I ought perhaps to apologise for returning again to the continuing mental strife between me and my own party, but I am a Liberal and always will be. It is just that I’m not quite so confident that my party is as much as it should be.
At the beginning of the month, I posed the question here: why do voters hate the centre left. I was not just talking about the UK, but right across Europe where the trend has been the same.
I have had a number of thoughtful responses from most parts of the political spectrum. They include the strange Blairite preference for symbolic gesture over actual action, or for political correctness over concrete solutions.
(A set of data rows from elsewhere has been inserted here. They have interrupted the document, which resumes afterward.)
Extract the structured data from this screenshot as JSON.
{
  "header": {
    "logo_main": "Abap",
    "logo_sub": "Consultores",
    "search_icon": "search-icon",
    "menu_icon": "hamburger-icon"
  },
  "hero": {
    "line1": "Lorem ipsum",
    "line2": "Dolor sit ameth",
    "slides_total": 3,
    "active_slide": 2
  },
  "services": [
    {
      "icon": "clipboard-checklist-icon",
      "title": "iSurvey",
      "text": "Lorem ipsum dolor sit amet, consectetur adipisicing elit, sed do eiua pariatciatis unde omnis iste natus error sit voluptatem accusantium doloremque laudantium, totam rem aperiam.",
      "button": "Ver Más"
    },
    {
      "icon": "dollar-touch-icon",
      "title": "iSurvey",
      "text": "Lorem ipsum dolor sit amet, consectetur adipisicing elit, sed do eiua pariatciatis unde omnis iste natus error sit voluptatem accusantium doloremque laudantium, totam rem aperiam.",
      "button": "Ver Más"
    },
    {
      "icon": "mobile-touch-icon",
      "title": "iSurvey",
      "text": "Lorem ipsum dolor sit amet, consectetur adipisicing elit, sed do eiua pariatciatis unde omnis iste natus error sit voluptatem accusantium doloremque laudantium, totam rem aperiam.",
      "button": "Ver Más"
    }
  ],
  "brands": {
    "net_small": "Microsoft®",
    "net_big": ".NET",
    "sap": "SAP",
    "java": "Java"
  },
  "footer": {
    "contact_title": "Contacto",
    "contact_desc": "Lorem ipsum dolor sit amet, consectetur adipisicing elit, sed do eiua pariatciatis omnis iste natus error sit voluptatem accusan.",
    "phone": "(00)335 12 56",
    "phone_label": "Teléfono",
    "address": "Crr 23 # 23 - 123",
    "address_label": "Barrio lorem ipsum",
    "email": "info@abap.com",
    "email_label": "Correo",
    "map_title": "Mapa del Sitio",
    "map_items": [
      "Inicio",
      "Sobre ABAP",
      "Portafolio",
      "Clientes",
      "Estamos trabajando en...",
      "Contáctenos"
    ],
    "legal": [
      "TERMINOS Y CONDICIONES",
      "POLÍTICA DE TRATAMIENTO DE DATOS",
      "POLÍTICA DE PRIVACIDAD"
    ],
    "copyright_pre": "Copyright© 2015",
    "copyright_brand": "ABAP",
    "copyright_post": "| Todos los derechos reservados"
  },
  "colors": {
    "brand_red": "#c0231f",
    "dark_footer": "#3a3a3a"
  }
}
In fact, there was a kind of consensus, as far as it went, that the centre left seemed to have – over a generation or so – lost faith in their ability to change anything.
Worse, it was almost as if anyone who wanted to change anything in reality was almost treated as an extremist.
Strangely, there have been two contributions along similar lines in the last few days – one in the Economist, on in the Spectator – which came to similar conclusions, at least about the prospects for a new centre party, which people are discussing with surprising frequency at the moment. "Britain does not need a new centre party," says the Economist, "It needs new ideas".
There is some agreement here too, and with the line that we have mostly been taking in this blog – that a new centre party set up to defend the status quo, or existing institutions, or the position pre-Brexit and pre-Trump, is doomed to failure.
It is doomed because it would require us to paper over the cracks that have divided the world – when the poor are expected to deal with mass immigration on their own, or the way that free trade has been transformed into a kleptocratic conspiracy to make billionaires richer, or that our public services have been transformed into unresponsive, inflexible sausage machines. Do I put it too strongly? I don’t think I do.
The same lesson applies to the Lib Dems. If they simply mount a defence of the past, or become a cult dedicated to moderation in all things, then they will fade away. If they can tap into the depth of people’s indignation, accept that the world has changed, and build a platform for a participative and tolerant future, then it seems to me that there is a chance they may revive.
Above all, that means daring to get to grips with the abject failure of the current economic orthodoxy. For goodness sake, don't leave the central task to Corbyn.
Otherwise, they may just get spewn out of the mouth again.